カラリとした風が吹く。

雲一つない青空の下、私と小さな子は時々空を見上げながら並んで進んでいた。


ウサギである私と、人間のような姿だけれど私ほどの大きさのこの子が出会って、もうだいぶ経ったのね。

今はたくさんの実が成る季節。
私の大好きな果実もたくさんある。

私とこの子は、今日も取れた実を分け合って食べるの。

時々この子は、落ちていた栗やどんぐりをじっと見つめていることがある。

そして嬉しそうにフワリと微笑むこの子を見ていると、私もとても嬉しくて、そばにいてなんだか幸せな気持ちになる。


今日はたくさん種を拾ったのね。

私たちのいるこの場所には草も木も生えていない。私たちがやってきた向こうから取ってきたのかしら?

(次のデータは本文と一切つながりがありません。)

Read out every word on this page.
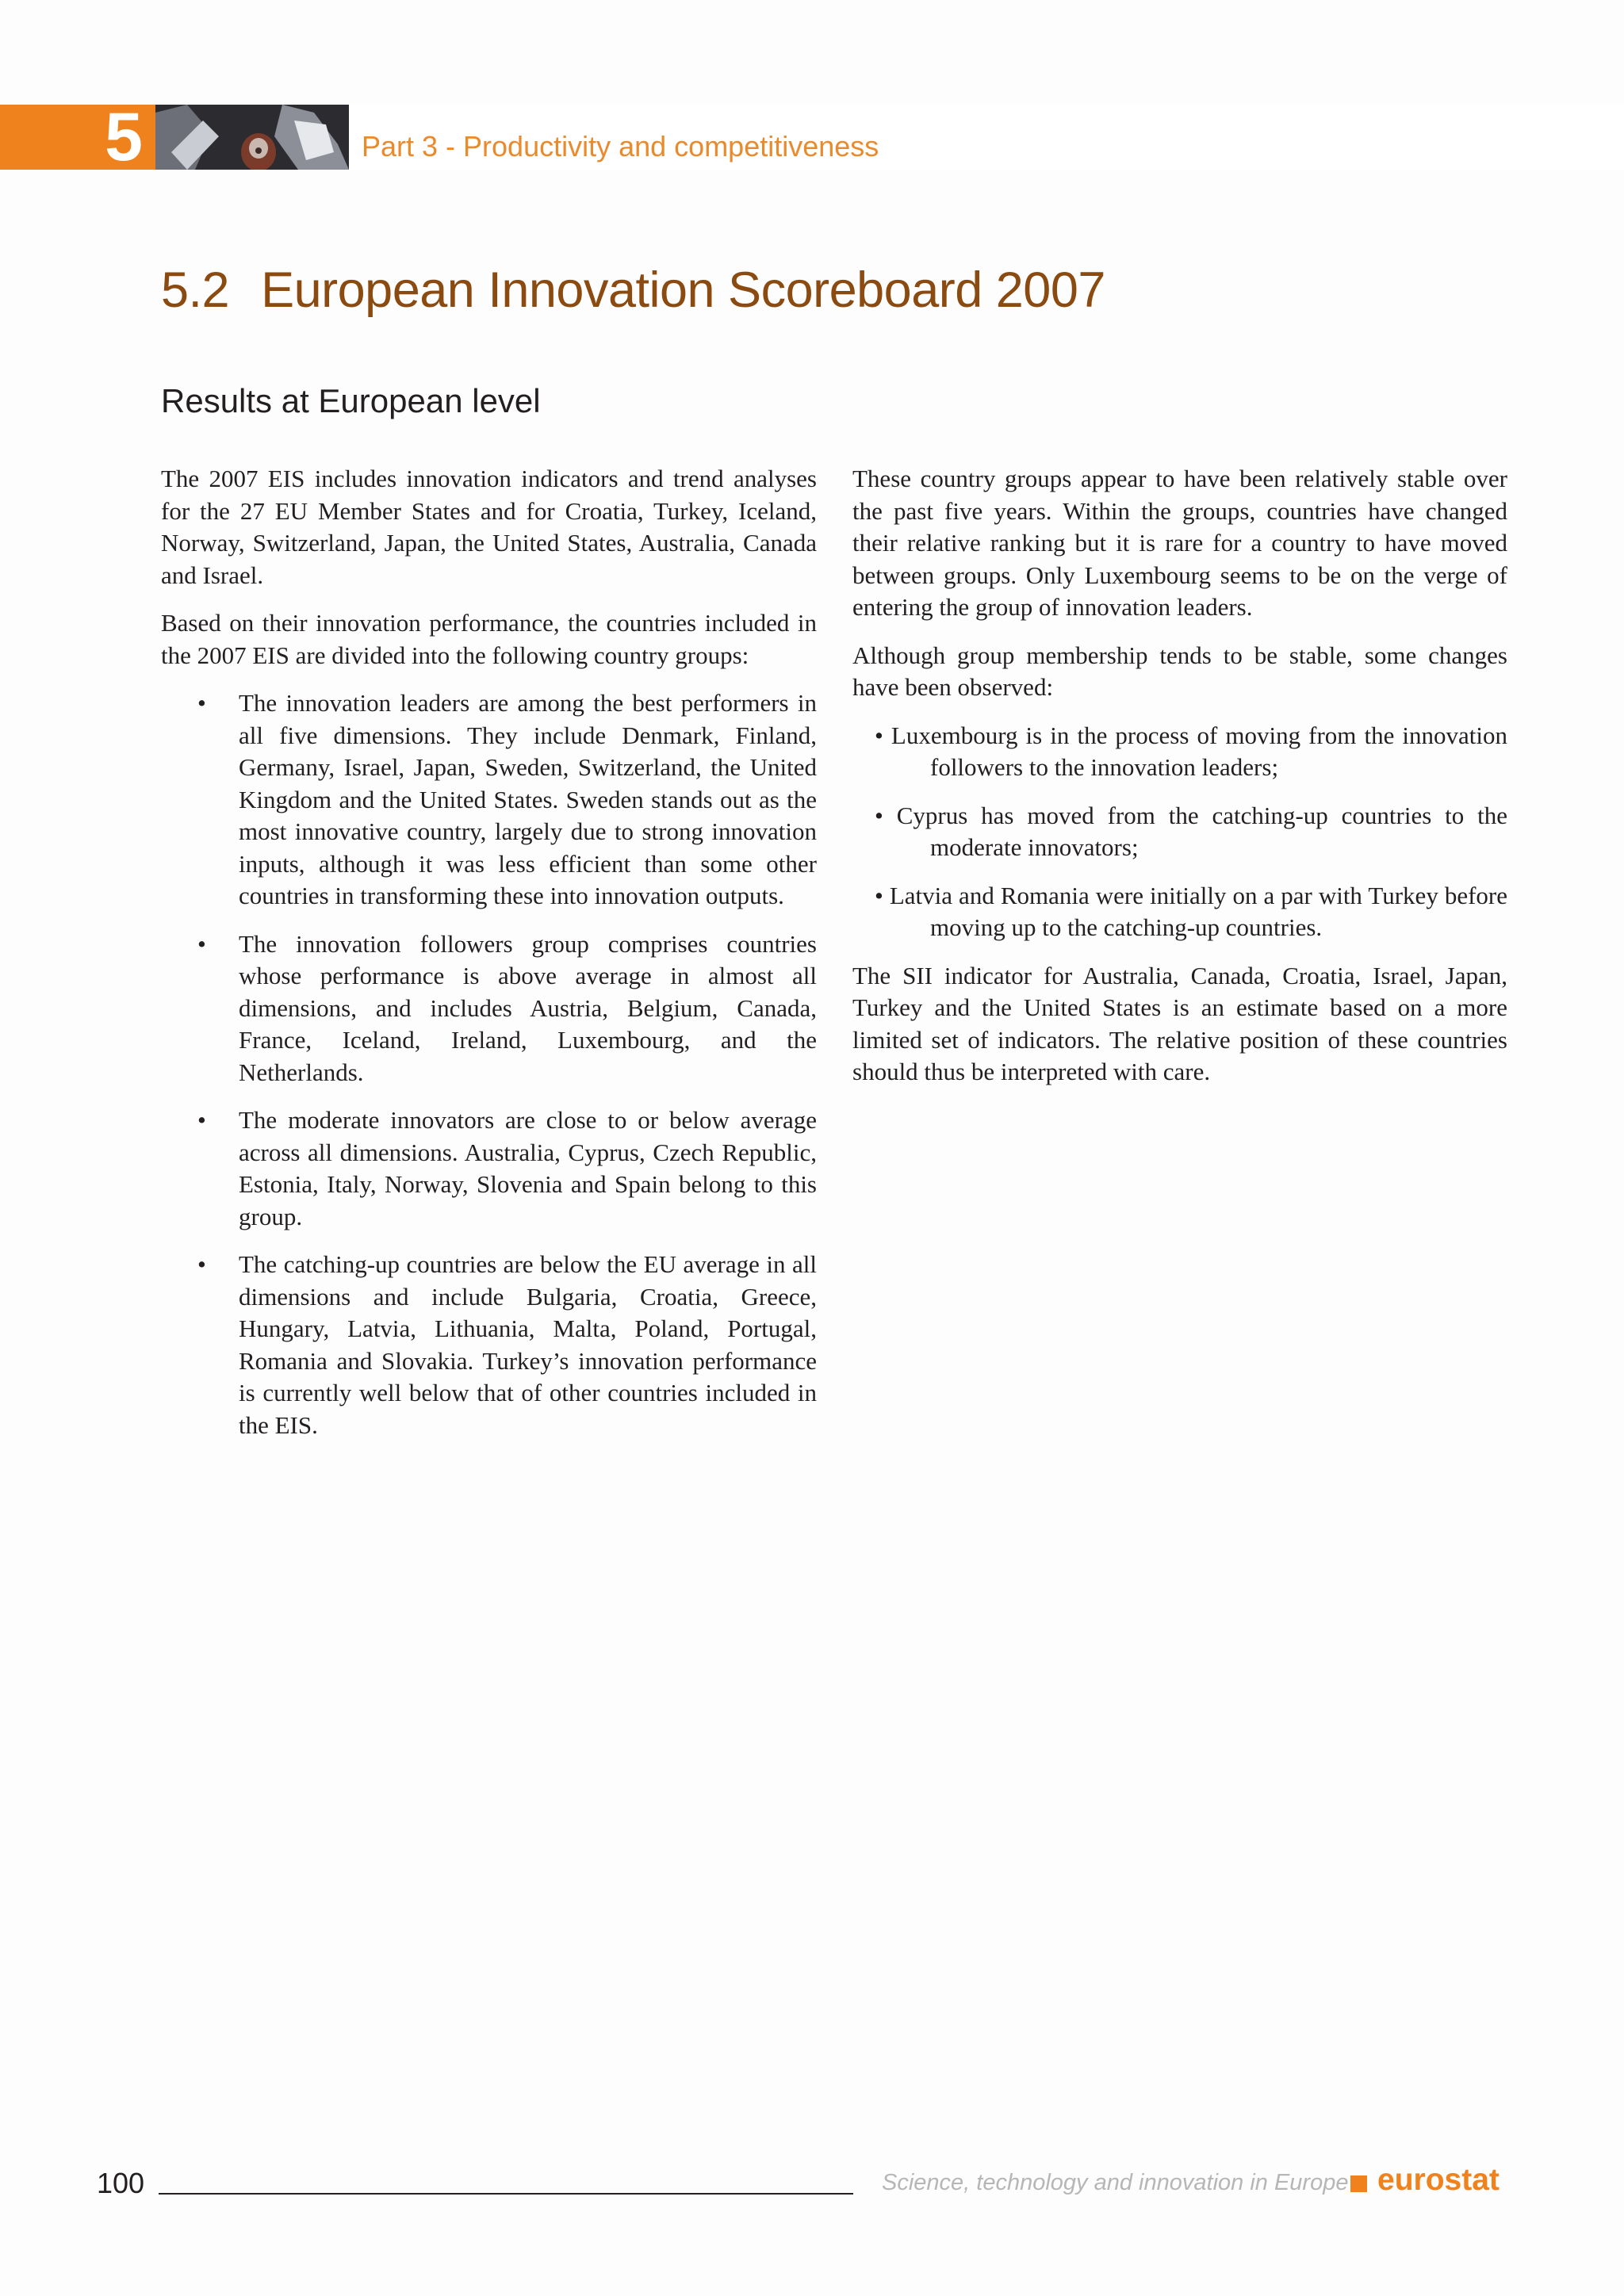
5	Part 3 - Productivity and competitiveness
5.2 European Innovation Scoreboard 2007
Results at European level

The 2007 EIS includes innovation indicators and trend analyses for the 27 EU Member States and for Croatia, Turkey, Iceland, Norway, Switzerland, Japan, the United States, Australia, Canada and Israel.

Based on their innovation performance, the countries included in the 2007 EIS are divided into the following country groups:

• The innovation leaders are among the best performers in all five dimensions. They include Denmark, Finland, Germany, Israel, Japan, Sweden, Switzerland, the United Kingdom and the United States. Sweden stands out as the most innovative country, largely due to strong innovation inputs, although it was less efficient than some other countries in transforming these into innovation outputs.
• The innovation followers group comprises countries whose performance is above average in almost all dimensions, and includes Austria, Belgium, Canada, France, Iceland, Ireland, Luxembourg, and the Netherlands.
• The moderate innovators are close to or below average across all dimensions. Australia, Cyprus, Czech Republic, Estonia, Italy, Norway, Slovenia and Spain belong to this group.
• The catching-up countries are below the EU average in all dimensions and include Bulgaria, Croatia, Greece, Hungary, Latvia, Lithuania, Malta, Poland, Portugal, Romania and Slovakia. Turkey’s innovation performance is currently well below that of other countries included in the EIS.

These country groups appear to have been relatively stable over the past five years. Within the groups, countries have changed their relative ranking but it is rare for a country to have moved between groups. Only Luxembourg seems to be on the verge of entering the group of innovation leaders.

Although group membership tends to be stable, some changes have been observed:

• Luxembourg is in the process of moving from the innovation followers to the innovation leaders;
• Cyprus has moved from the catching-up countries to the moderate innovators;
• Latvia and Romania were initially on a par with Turkey before moving up to the catching-up countries.

The SII indicator for Australia, Canada, Croatia, Israel, Japan, Turkey and the United States is an estimate based on a more limited set of indicators. The relative position of these countries should thus be interpreted with care.

100	Science, technology and innovation in Europe eurostat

土を払ったたくさんのその種やどんぐりを、その子は愛おしげに目を閉じて自分の頬に擦り、そして土ばかりの場所に埋める。

何も無いこの場所にも緑ができますようにと思ったのかもしれない。

きっと来年にはみるみる大きくなっていくわ。
あなたが強く想い願うなら、きっとこの辺りにもたくさんの緑が出来るでしょう。

私はあなたの願いが叶いますようにと想いを込めて、この子に頬ずりをする。
くすぐったさがあったのか、この子は笑いながら私に抱きついた。

きっとこれが『幸せ』なの。


あなたには本当に不思議な力があるから、振り返ればほら、あなたの植えた土の辺りからはもうフワリと緑の香りがする。
あなたの愛も、きっとこの地に芽生えた緑を見た相手に届くわ。


草や小さな実をともに食べ、ともに歩き続けた私たち。

これからまた寒くなっていくから、私たちのいられる限り、ともにいましょう。